Sunday, July 26, 2009

There's A Book In There

The New York Times has a blog called Papercuts that deals with all things literary, and recently they had some excerpts from the new book on Hunter S, "Ancient Gonzo Wisdom: Interviews With Hunter S. Thompson."

I pity the poor reporters that had to interview him, not for his shenanigans, but because I rarely understood a damn word he was saying, and I'm a mumbler myself. Well, let's go straight to the good stuff. Right after Nixon's resignation-

Playboy: Do you think a smarter politician could have found a man to cover it up after the original break-in? Could Lyndon Johnson have handled it, say?


H.S.T.: Lyndon Johnson would have burned the tapes. He would have burned everything. There would have been this huge wreck out on his ranch somewhere - killing, oddly enough, all his tape technicians, the only two Secret Servicemen who knew about it, his executive flunky and the presidential tapemeisters.

He would have had a van go over a cliff at high speed, burst into flames, and they’d find all these bodies, this weird collection of people who’d never had any real reason to be together, lying in a heap of melted celluloid at the bottom of the cliff. Then Johnson would have wept - all of his trusted assistants - “Goddamn it, how could they have been in the same van at the same time? I warned them about that.” …

Wait a minute, stop right there. There's a book, right there, waiting to written.

HST: You know, I was actually in the Watergate the night the bastards broke in. Of course, I missed the whole thing, but I was there. It still haunts me.

Playboy: What part of the Watergate were you in?
H.S.T.: I was in the bar.


Playboy: What kind of a reporter are you, anyway, in the bar?

H.S.T.: I’m not a reporter, I’m a writer.

Ha, good one! And no, despite what he said, he was a reporter too. Certainly a writer first, but he was a reporter. There's a wonderful political story in the middle, but I'm sticking to writing on this post-

And in 2000, Douglas Brinkley, along with Terry McDonell and George Plimpton, interviewed Thompson for The Paris Review:

The Paris Review: Almost without exception writers we’ve interviewed over the years admit they cannot write under the influence of booze or drugs — or at least what they’ve done has to be rewritten in the cool of the day. What’s your comment about this?

H.S.T.: They lie. Or maybe you’ve been interviewing a very narrow spectrum of writers. It’s like saying, “Almost without exception women we’ve interviewed over the years swear that they never indulge in sodomy” — without saying that you did all your interviews in a nunnery.
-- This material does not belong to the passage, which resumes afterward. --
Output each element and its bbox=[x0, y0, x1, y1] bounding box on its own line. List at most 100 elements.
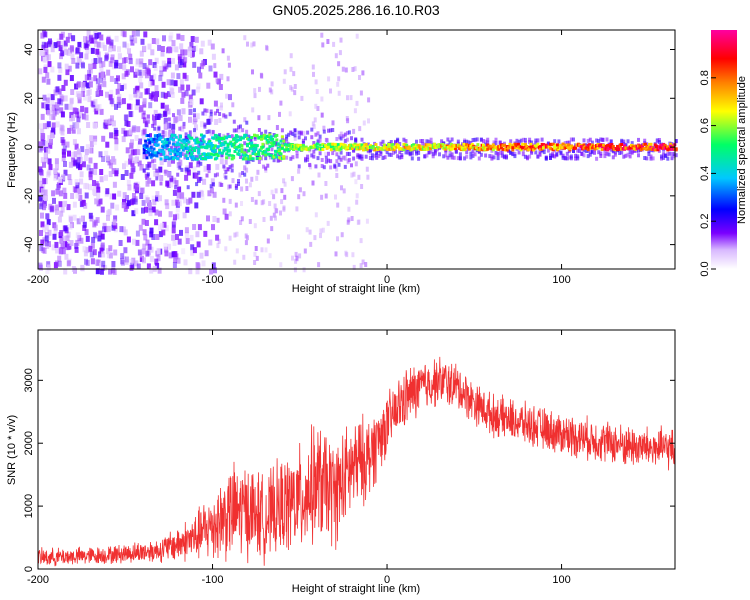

Did you interview Coleridge? Did you interview Poe? Or Scott Fitzgerald? Or Mark Twain? Or Fred Exley? Did Faulkner tell you that what he was drinking all the time was really iced tea, not whiskey? Please. Who … do you think wrote the Book of Revelation? A bunch of stone-sober clerics?

Actually, I write sober 98% of the time, only because I can't write anything coherent (shuddap!) when juiced.

Check the whole article right here.

5 comments:

lakeviewer said...

Well, now I know I'm trying to do something so difficult while still sober. I'm too old to start drinking now.

John Donald Carlucci said...

I have a bottle oh honey bourbon that I plan on taking a finger each time I sell a story and a glass when I sell the book.

The advance for the book will buy me a crystal skull of vodka that Dan Ackroyd sells.
http://www.youtube.com/watch?v=WZs29am4msg
Thought it was fake until I saw one in my liqupr store.

JDC

Cormac Brown said...

Rosaria,

More power to you.

Editor JDC,

Hic, hopefully you'll be able to drink up!

Creepy said...

Didn't Stephen King write most of his classics while under the influence? Can't imagine how, but it worked for him.

Cormac Brown said...

Creepy,

Stephen can write his better material in any virtually any state and certainly with "The Shining," any demented state or writer's block helped that project along.